The pilot saluted. “Lieutenant Tirbat reporting, sir, with person removed from
Veratina
’s shuttle.”
Gil looked at the woman whose picture he had last seen tucked in among the pages of Inesi syn-Tavaite’s careful, meticulous notes.
“Rosel Quetaya,” Gil said. “You’re a damned Mage replicant.”
“I’m no such thing, Commodore.” Her cheeks were red and her voice was indignant—indignant enough to be convincing, if Gil hadn’t seen those notebooks, and hadn’t heard Doctor syn-Tavaite talking on Innish-Kyl about Magelords and their works.
“I have information for you,” the woman continued. “I know where General Metadi is located.”
“You do, do you?”
“Yes,” She passed across a datachip. “Over in sector one-five green, we’ve got a major Mage unit. General Metadi intends to do a firing pass and destroy it if possible. He requests you to stand clear, and provide diversion in other sectors.”

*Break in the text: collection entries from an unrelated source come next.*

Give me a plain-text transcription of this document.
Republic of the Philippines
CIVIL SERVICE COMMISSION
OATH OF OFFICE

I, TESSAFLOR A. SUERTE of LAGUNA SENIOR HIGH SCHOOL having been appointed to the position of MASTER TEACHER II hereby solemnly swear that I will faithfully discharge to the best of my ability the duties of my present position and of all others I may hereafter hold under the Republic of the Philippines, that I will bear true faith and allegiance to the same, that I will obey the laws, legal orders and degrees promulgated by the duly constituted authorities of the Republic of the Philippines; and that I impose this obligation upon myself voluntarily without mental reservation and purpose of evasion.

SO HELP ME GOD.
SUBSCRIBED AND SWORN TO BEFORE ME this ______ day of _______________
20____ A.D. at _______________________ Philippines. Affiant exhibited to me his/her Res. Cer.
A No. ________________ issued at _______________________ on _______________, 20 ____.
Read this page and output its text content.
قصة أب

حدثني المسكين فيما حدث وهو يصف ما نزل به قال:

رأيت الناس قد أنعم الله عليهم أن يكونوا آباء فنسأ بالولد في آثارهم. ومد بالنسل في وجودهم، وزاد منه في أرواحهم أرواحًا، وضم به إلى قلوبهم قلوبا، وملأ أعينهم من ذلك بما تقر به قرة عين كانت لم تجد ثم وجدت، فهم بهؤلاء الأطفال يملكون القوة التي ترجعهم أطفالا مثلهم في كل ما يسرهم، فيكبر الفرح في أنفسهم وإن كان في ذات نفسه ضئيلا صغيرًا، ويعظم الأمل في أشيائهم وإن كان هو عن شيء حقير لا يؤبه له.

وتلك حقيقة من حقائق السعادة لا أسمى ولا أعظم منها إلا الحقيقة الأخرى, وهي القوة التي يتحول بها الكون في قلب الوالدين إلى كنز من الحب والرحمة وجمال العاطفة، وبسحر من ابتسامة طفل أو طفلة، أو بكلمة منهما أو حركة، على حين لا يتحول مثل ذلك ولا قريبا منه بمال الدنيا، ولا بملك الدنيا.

“Mark that unit in the tank, and pass to all units, ‘
Enemy flagship located. Target and destroy at all costs.
’”
The woman wasn’t red-faced any longer, but pale with anger. “Damn you, Jervas! General Metadi ordered you to stand clear!”
“You mean the Mage commander did. Lieutenant Jhunnei!”
“Yes, sir?”
“Take this—person—and put her in the brig. We’ll deal with her later when we have more time.”
 
“I don’t like this,” said Beka.
But the protest was mostly pro forma. She didn’t think that resisting the Grand Admiral would do any good—not when he was wearing his full Magelord’s getup, and not when shooting straight at him hadn’t done anything before. And besides, he was taking her back where she wanted to go—to
Warhammer
, and the replicant that waited there.
One way or another, we’ve got ourselves a Mage. I just wish I knew what he was up to.
sus-Airaalin said only, “Please make haste, my lady. The patterns are drawing close.”
They reached the docking bay that held
Warhammer
. The door to the bay lay open, and the dock had been pressurized. Beyond the force field at the end of the bay, the cold stars shone.
Warhammer
’s ramp was still down.
They entered an eerily silent ship. No one was in the common room, or in the cockpit. A hand of cards lay spread out on the common-room table.
“Damnation,” she muttered, and pulled the blaster. sus-Airaalin made no move to stop her.
She walked quickly down the passageway to the crewside berthing compartments. The seal on Tarveet’s quarters was in place. The other compartment was empty.